- EU antitrust chief Margrethe Vestager comments on Bloomberg TV
- U.S. officials have criticized EU over Apple back-tax order
Margrethe Vestager, the European Union competition chief, said there was a “clash of understanding” with the U.S. Treasury over her order for Apple Inc. to pay as much as 13 billion euros ($14.5 billion) in back taxes.
"We will continue to disagree on this decision also because we have very very different legal traditions," Vestager told Bloomberg TV in an interview in New York on Wednesday. "I do hope we will stay on the same page" on efforts to curb global tax evasion.
The Treasury criticized the European Commission and its tax investigations ahead of the Apple ruling last month, saying the EU was making itself a "supra-national tax authority" that could threaten global tax reform efforts.
Vestager rejected that criticism on Wednesday, saying she’s merely enforcing subsidy rules that prevent one European country giving sweetheart tax deals not available to all.
The EU says Ireland granted tax rulings to Apple that reduced its effective corporate tax rate to as little as 0.005 percent in 2014.
Apple’s chief executive officer Tim Cook blasted the EU order as "total political crap," in an interview with the Irish Independent. The company’s chief financial officer Luca Maestri called the 0.005 percent rate "a completely made-up number."

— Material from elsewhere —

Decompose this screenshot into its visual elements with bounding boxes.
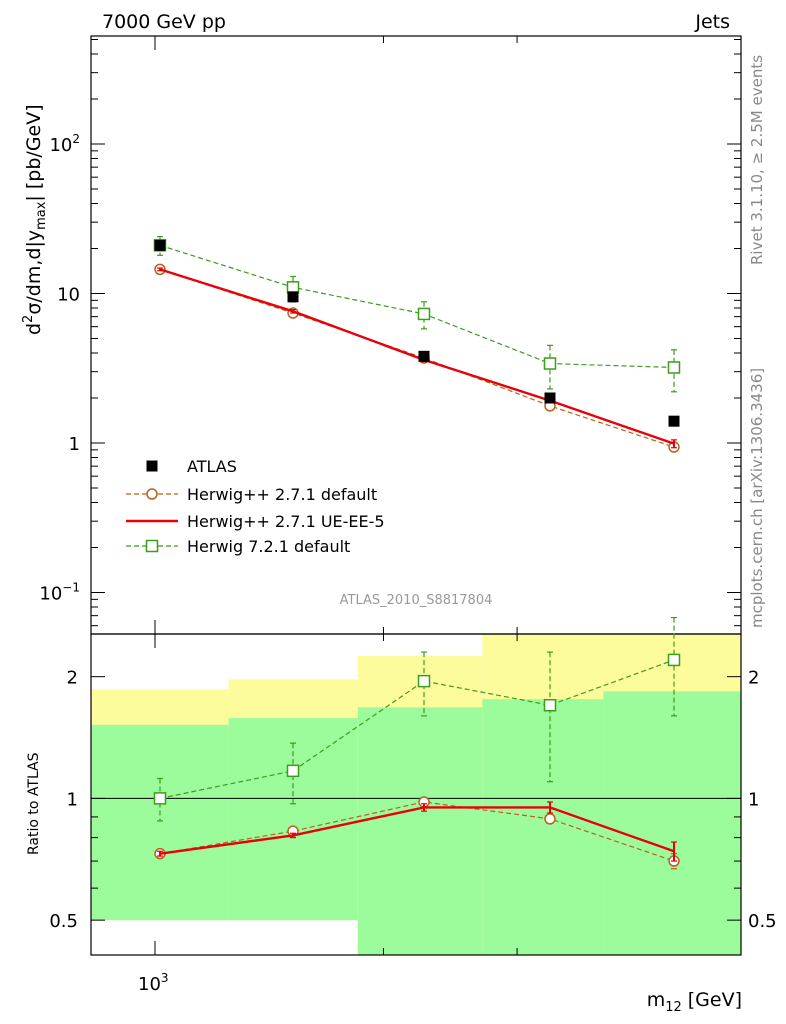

"The size of the unpaid taxes is a reflection of the size of Apple" and its success, Vestager said. Talks with the company ahead of the decision were "frank," she said. Most contact was with Ireland, which was the focus of the state aid probe because it granted the tax rulings. Discussions with the Irish were "constructive and open" and the government was accommodating to EU investigators, she said.